What is %__AppDir__%?
Open up a Command Prompt window, enter Echo %__AppDir__% and take a look. It essentially always produces the path to the correct \System32 location, (regardless of whether you're running in x64 or x86 mode). You should always, wherever possible, use the full paths to locations without relying on registry or system variable settings, which can be readily modified. %__AppDir__% is a special dynamic variable, which cannot be overwritten, so even if you use Set "__AppDir__=test", if you Echo %__AppDir__% it will not output test.
That's very strange.
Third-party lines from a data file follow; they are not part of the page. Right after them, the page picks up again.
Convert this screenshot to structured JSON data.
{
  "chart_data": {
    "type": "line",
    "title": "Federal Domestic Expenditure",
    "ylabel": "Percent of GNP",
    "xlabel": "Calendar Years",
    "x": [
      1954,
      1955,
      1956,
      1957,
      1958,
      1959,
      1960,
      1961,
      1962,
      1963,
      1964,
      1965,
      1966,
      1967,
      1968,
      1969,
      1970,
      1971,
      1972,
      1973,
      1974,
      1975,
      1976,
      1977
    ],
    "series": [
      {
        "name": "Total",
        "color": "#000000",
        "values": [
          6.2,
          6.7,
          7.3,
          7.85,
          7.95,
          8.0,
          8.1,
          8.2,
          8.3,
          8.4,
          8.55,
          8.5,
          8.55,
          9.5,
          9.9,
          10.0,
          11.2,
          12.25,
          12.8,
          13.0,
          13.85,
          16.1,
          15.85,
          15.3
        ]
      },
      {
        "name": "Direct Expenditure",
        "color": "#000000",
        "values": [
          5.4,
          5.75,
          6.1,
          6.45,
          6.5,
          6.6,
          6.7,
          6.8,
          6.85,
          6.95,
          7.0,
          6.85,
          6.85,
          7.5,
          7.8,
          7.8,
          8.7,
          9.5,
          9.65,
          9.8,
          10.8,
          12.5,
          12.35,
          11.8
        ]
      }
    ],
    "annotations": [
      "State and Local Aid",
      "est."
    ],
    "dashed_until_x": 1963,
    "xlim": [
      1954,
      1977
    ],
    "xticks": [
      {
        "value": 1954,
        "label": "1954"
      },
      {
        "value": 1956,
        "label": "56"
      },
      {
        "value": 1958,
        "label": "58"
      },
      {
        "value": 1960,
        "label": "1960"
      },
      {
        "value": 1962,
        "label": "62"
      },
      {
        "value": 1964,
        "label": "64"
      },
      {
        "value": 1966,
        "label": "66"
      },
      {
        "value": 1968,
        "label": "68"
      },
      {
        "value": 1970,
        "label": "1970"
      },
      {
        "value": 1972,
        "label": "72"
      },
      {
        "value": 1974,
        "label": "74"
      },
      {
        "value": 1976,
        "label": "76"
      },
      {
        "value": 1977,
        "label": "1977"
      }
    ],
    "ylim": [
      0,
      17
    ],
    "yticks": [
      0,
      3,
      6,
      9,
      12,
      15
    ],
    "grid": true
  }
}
It can't normally be listed through set in cmd, or dir env: in powershell.
…hence I can use it in cmd.exe without worrying about deliberate or accidental modificiation of my intended location. Off topic: Please note however, that because you can Set "__AppDir__=test", in cmd.exe, that having done so, you can still see that it is defined using Set __AppDir__. You could therefore retrieve the value of it like this For /F "Tokens=1,* Delims==" %I In ('Set __AppDir__ 2^> NUL') Do @Echo %J.